All that first winter Jud wandered, bemused by the artificial summer’s warmth. The sun warmed and blinded him; his trouser cuffs were always wet from the constant sprays that moistened the neat lawns—a reminder that he was living in the desert of Southern California. He was like a man awakening from the sleep of a long illness, and all of California was a warm, safe sanitarium in which he convalesced.
“How do you like that?” Harold murmured as he and his wife were undressing for bed. “After what that boy’s been through he still has all this ambition, energy.”
Manya melted into her faded white nightgown. Harold sat on the edge of the bed, wearing his underwear. He knocked his pipe ashes into the bedside ash tray.
“What I mean is when he told me about getting this job at the Chateau Marmont up on Sunset—delivering papers and breakfast trays in the morning and helping out after school—Christ, he had the kind of enthusiasm you expect from a kid who’s been protected all his life.”
Manya was silent.
“I mean, can you remember when even I had that excitement about things?”

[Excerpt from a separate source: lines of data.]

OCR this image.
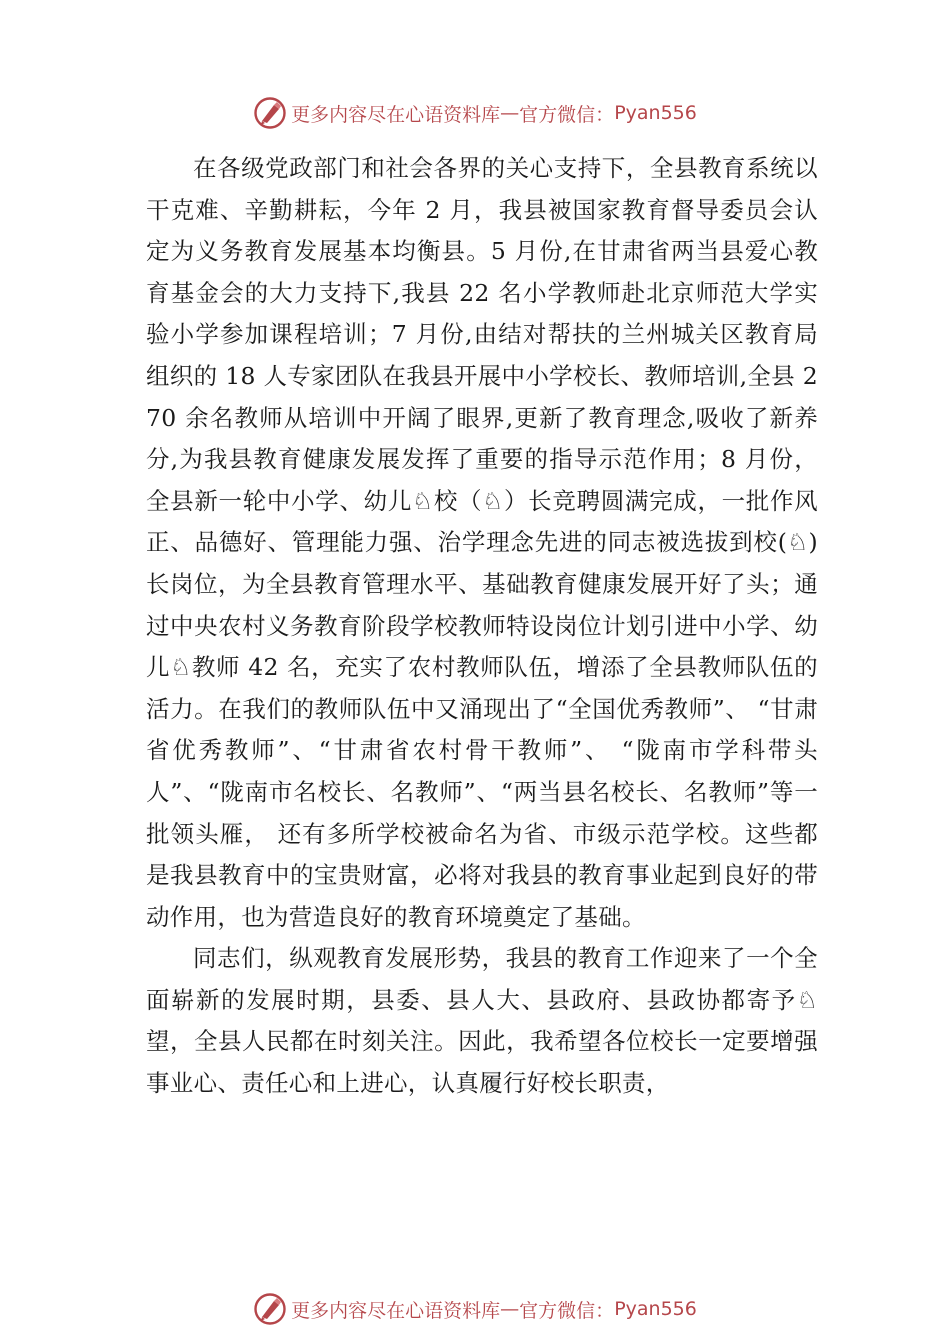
更多内容尽在心语资料库 — 官方微信： Pyan556

在各级党政部门和社会各界的关心支持下，全县教育系统以干克难、辛勤耕耘，今年 2 月，我县被国家教育督导委员会认定为义务教育发展基本均衡县。5 月份,在甘肃省两当县爱心教育基金会的大力支持下,我县 22 名小学教师赴北京师范大学实验小学参加课程培训；7 月份,由结对帮扶的兰州城关区教育局组织的 18 人专家团队在我县开展中小学校长、教师培训,全县 270 余名教师从培训中开阔了眼界,更新了教育理念,吸收了新养分,为我县教育健康发展发挥了重要的指导示范作用；8 月份，全县新一轮中小学、幼儿♘校（♘）长竞聘圆满完成，一批作风正、品德好、管理能力强、治学理念先进的同志被选拔到校(♘)长岗位，为全县教育管理水平、基础教育健康发展开好了头；通过中央农村义务教育阶段学校教师特设岗位计划引进中小学、幼儿♘教师 42 名，充实了农村教师队伍，增添了全县教师队伍的活力。在我们的教师队伍中又涌现出了“全国优秀教师”、 “甘肃省优秀教师”、“甘肃省农村骨干教师”、 “陇南市学科带头人”、“陇南市名校长、名教师”、“两当县名校长、名教师”等一批领头雁， 还有多所学校被命名为省、市级示范学校。这些都是我县教育中的宝贵财富，必将对我县的教育事业起到良好的带动作用，也为营造良好的教育环境奠定了基础。

同志们，纵观教育发展形势，我县的教育工作迎来了一个全面崭新的发展时期，县委、县人大、县政府、县政协都寄予♘望，全县人民都在时刻关注。因此，我希望各位校长一定要增强事业心、责任心和上进心，认真履行好校长职责，

更多内容尽在心语资料库 — 官方微信： Pyan556
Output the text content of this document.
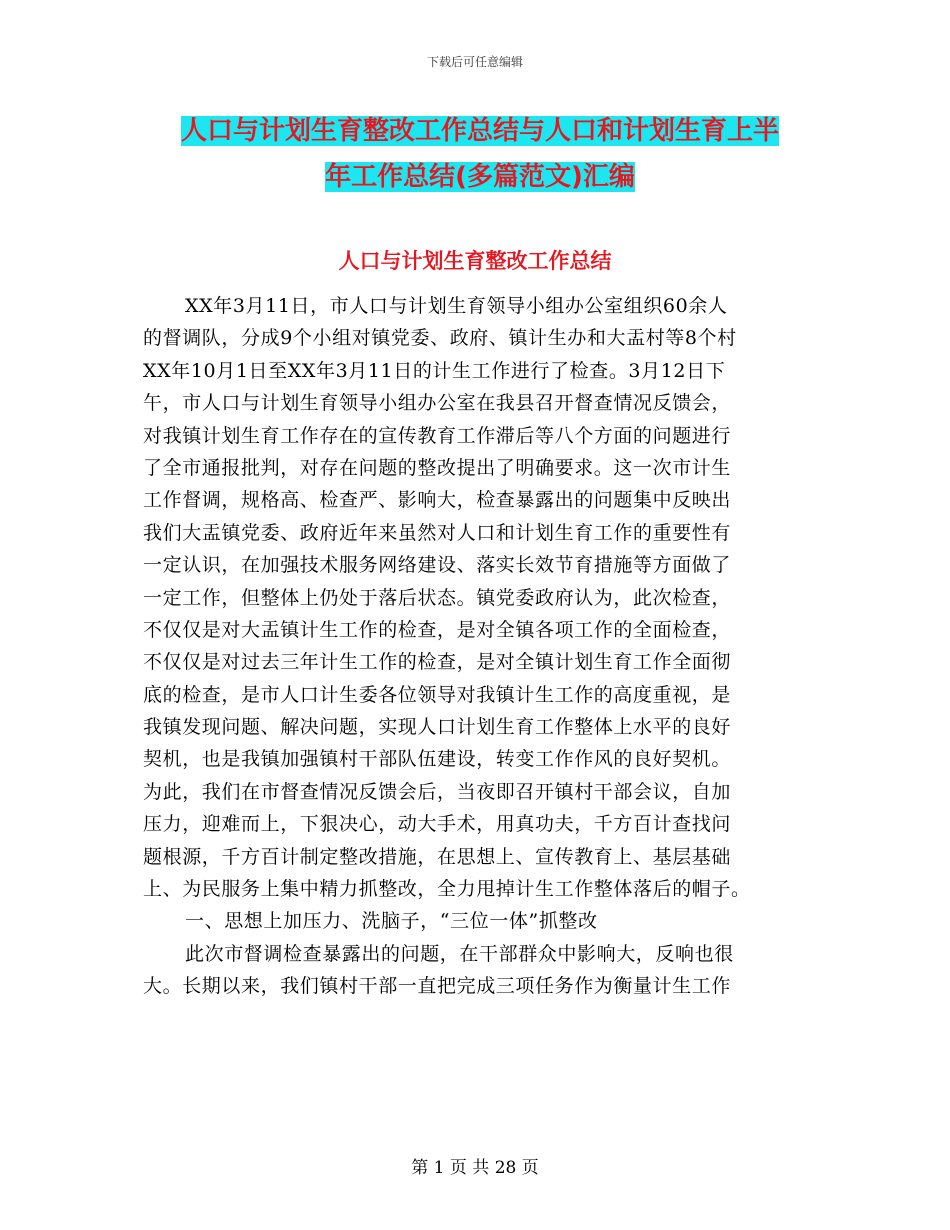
下载后可任意编辑
人口与计划生育整改工作总结与人口和计划生育上半
年工作总结(多篇范文)汇编
人口与计划生育整改工作总结
XX年3月11日，市人口与计划生育领导小组办公室组织60余人
的督调队，分成9个小组对镇党委、政府、镇计生办和大盂村等8个村
XX年10月1日至XX年3月11日的计生工作进行了检查。3月12日下
午，市人口与计划生育领导小组办公室在我县召开督查情况反馈会，
对我镇计划生育工作存在的宣传教育工作滞后等八个方面的问题进行
了全市通报批判，对存在问题的整改提出了明确要求。这一次市计生
工作督调，规格高、检查严、影响大，检查暴露出的问题集中反映出
我们大盂镇党委、政府近年来虽然对人口和计划生育工作的重要性有
一定认识，在加强技术服务网络建设、落实长效节育措施等方面做了
一定工作，但整体上仍处于落后状态。镇党委政府认为，此次检查，
不仅仅是对大盂镇计生工作的检查，是对全镇各项工作的全面检查，
不仅仅是对过去三年计生工作的检查，是对全镇计划生育工作全面彻
底的检查，是市人口计生委各位领导对我镇计生工作的高度重视，是
我镇发现问题、解决问题，实现人口计划生育工作整体上水平的良好
契机，也是我镇加强镇村干部队伍建设，转变工作作风的良好契机。
为此，我们在市督查情况反馈会后，当夜即召开镇村干部会议，自加
压力，迎难而上，下狠决心，动大手术，用真功夫，千方百计查找问
题根源，千方百计制定整改措施，在思想上、宣传教育上、基层基础
上、为民服务上集中精力抓整改，全力甩掉计生工作整体落后的帽子。
一、思想上加压力、洗脑子，“三位一体”抓整改
此次市督调检查暴露出的问题，在干部群众中影响大，反响也很
大。长期以来，我们镇村干部一直把完成三项任务作为衡量计生工作
第 1 页 共 28 页
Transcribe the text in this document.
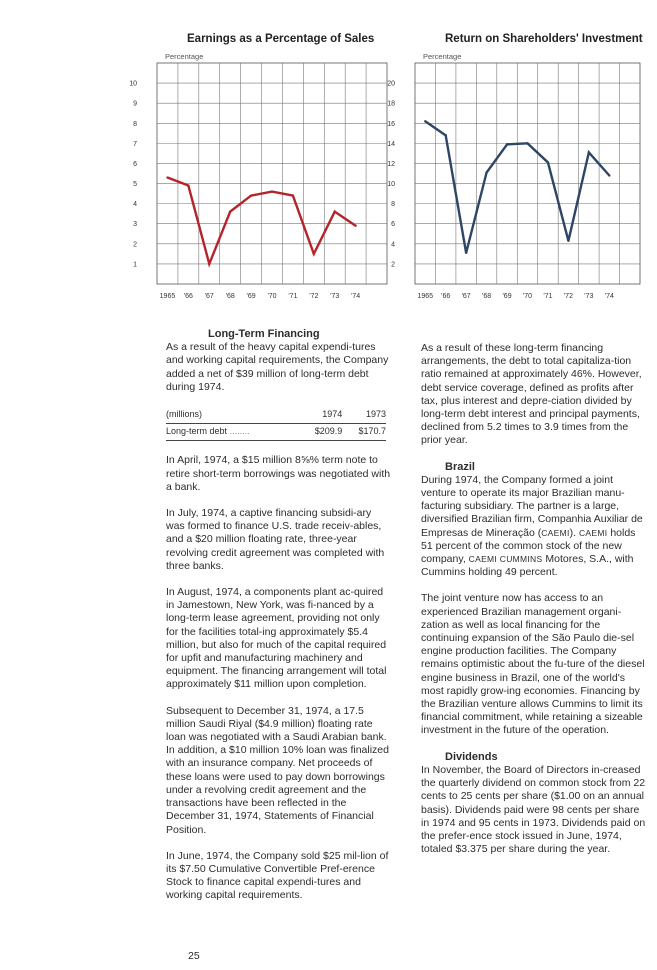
Earnings as a Percentage of Sales
Percentage
1
2
3
4
5
6
7
8
9
10
1965 '66 '67 '68 '69 '70 '71 '72 '73 '74
Return on Shareholders' Investment
Percentage
2
4
6
8
10
12
14
16
18
20
1965 '66 '67 '68 '69 '70 '71 '72 '73 '74
Long-Term Financing

As a result of the heavy capital expendi-tures and working capital requirements, the Company added a net of $39 million of long-term debt during 1974.

(millions)	1974	1973
Long-term debt ........	$209.9	$170.7

In April, 1974, a $15 million 8⅝% term note to retire short-term borrowings was negotiated with a bank.

In July, 1974, a captive financing subsidi-ary was formed to finance U.S. trade receiv-ables, and a $20 million floating rate, three-year revolving credit agreement was completed with three banks.

In August, 1974, a components plant ac-quired in Jamestown, New York, was fi-nanced by a long-term lease agreement, providing not only for the facilities total-ing approximately $5.4 million, but also for much of the capital required for upfit and manufacturing machinery and equipment. The financing arrangement will total approximately $11 million upon completion.

Subsequent to December 31, 1974, a 17.5 million Saudi Riyal ($4.9 million) floating rate loan was negotiated with a Saudi Arabian bank. In addition, a $10 million 10% loan was finalized with an insurance company. Net proceeds of these loans were used to pay down borrowings under a revolving credit agreement and the transactions have been reflected in the December 31, 1974, Statements of Financial Position.

In June, 1974, the Company sold $25 mil-lion of its $7.50 Cumulative Convertible Pref-erence Stock to finance capital expendi-tures and working capital requirements.

As a result of these long-term financing arrangements, the debt to total capitaliza-tion ratio remained at approximately 46%. However, debt service coverage, defined as profits after tax, plus interest and depre-ciation divided by long-term debt interest and principal payments, declined from 5.2 times to 3.9 times from the prior year.

Brazil

During 1974, the Company formed a joint venture to operate its major Brazilian manu-facturing subsidiary. The partner is a large, diversified Brazilian firm, Companhia Auxiliar de Empresas de Mineração (CAEMI). CAEMI holds 51 percent of the common stock of the new company, CAEMI CUMMINS Motores, S.A., with Cummins holding 49 percent.

The joint venture now has access to an experienced Brazilian management organi-zation as well as local financing for the continuing expansion of the São Paulo die-sel engine production facilities. The Company remains optimistic about the fu-ture of the diesel engine business in Brazil, one of the world's most rapidly grow-ing economies. Financing by the Brazilian venture allows Cummins to limit its financial commitment, while retaining a sizeable investment in the future of the operation.

Dividends

In November, the Board of Directors in-creased the quarterly dividend on common stock from 22 cents to 25 cents per share ($1.00 on an annual basis). Dividends paid were 98 cents per share in 1974 and 95 cents in 1973. Dividends paid on the prefer-ence stock issued in June, 1974, totaled $3.375 per share during the year.

25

“Yes,” Manya said. “The last girl. The one who kept calling you at home.”
“Oh, Christ, are you still on that?”
He was not annoyed. He seemed rather pleased as he stretched out on the bed.
“Jud’s been here a year and he still comes down every Saturday to the Exchange. I’ll swear—the way he stares at everything, the display cases, the diamond cutters, the salesmen, he’s taking it all in for some reason of his own.”